On it have an Insert trigger.

It should make a single update with simple “update … set balance += amount where accoundId = id”. This will be atomic thanks to db engine itself.

Also add check constraint >= 0 for balance so it would never become negative even if you have thousands of simultaneous payments. If it becomes negative, it will throw, insert trigger will rethrow, no insert will happen, your backend code will catch it.

That’s it: insert-trigger and check constraint.

No need for explicit locking, no stored procedures, no locks in you backend also, nada. Just a simple insert row. No matter the load and concurrent users it will work like magic. Blazingly fast too.

That’s why there is ACID in DBs.

Shameless plug: learn your tool. Don’t approach Postgresql/Mssql/whathaveyousql like you’re a backend engineer. DB is not a txt file.

to avoid these conditions i have usually inserted a row into a lock table used for this purpose to create a lock with a unique key for that row with a few minute timer, the once the transaction is complete it will delete the lock row. This way, simultaneous users will only get the first lock, all other requests would fail, and then if the timer expired, we would assume the transaction never completed and it could try again after a few minutes
I’ve idly toyed with this problem as well, I think there’s a good opportunity to build a nice framework in Python with monkeypatching (or perhaps in other languages using DB/ORM middleware) so you don’t need to modify the code under test.

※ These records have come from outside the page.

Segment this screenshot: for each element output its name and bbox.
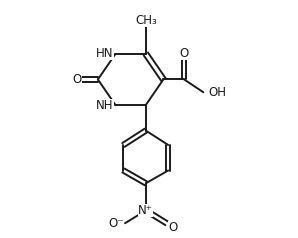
Text: HN: HN (96, 47, 114, 60)
Text: O: O (168, 221, 177, 234)
Text: O⁻: O⁻ (108, 217, 123, 230)
Text: NH: NH (96, 99, 114, 112)
Text: CH₃: CH₃ (135, 14, 157, 27)
Text: OH: OH (208, 86, 226, 99)
Text: N⁺: N⁺ (138, 204, 153, 217)
Text: O: O (72, 73, 82, 86)
Text: O: O (179, 47, 189, 60)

I think you can do better than explicit barrier() calls. My hunch is the test middleware layer can intercept calls and impose a deterministic ordering.

(There are a few papers around looking into more complex OS level frameworks to systematically search for concurrency bugs, but these would be tough to drop into the average web app.)

We hit exactly this kind of race condition in our Go + Postgres SaaS when handling concurrent waitlist signups. Two requests would read the current count, both pass the limit check, and both insert — exceeding the waitlist cap.

Ended up using SELECT FOR UPDATE on the waitlist row before the count check. Simple but effective. The barrier testing approach described here would have caught this much earlier in development instead of discovering it under load.

One thing I'd add: in Go, it's tempting to handle this at the application level with mutexes, but that breaks the moment you have multiple instances. Pushing the serialization down to Postgres is almost always the right call for correctness.

I'm confused.

> The simplest case: no transaction, just a SELECT and an UPDATE with a barrier between them:

There is no context where you do not have a transaction. Postgres requires them.

It's likely that the library the author is using is doing automatic implicit transactions, but it seems like the author needs to understand their tools a bit better.

This post confuses me a little. With my tests I try not to "reach inside" systems unless it's quite a specific integration test. Especially databases. In this case I feel like we're just... testing known PostgreSQL behavior?

Or to put another way; as others have observed, this could be solved with atomic updates and in some case SERIALIZABLE. These are right tools for balance operations - and if they’re used I’m not sure they need testing in this manner?

In worst case scenario you can’t still get flaky test, right? Single thread runtime that will allow the queries to interleave sometimes and sometimes work correctly - talking about variant without "FOR UPDATE".
Right, that's a real concern with naive concurrent tests - you're at the mercy of timing and the test becomes flaky. That's exactly what the synchronization barrier solves: it forces both transactions to reach the critical point before either proceeds, so the race condition is guaranteed to occur on every run. No flakiness.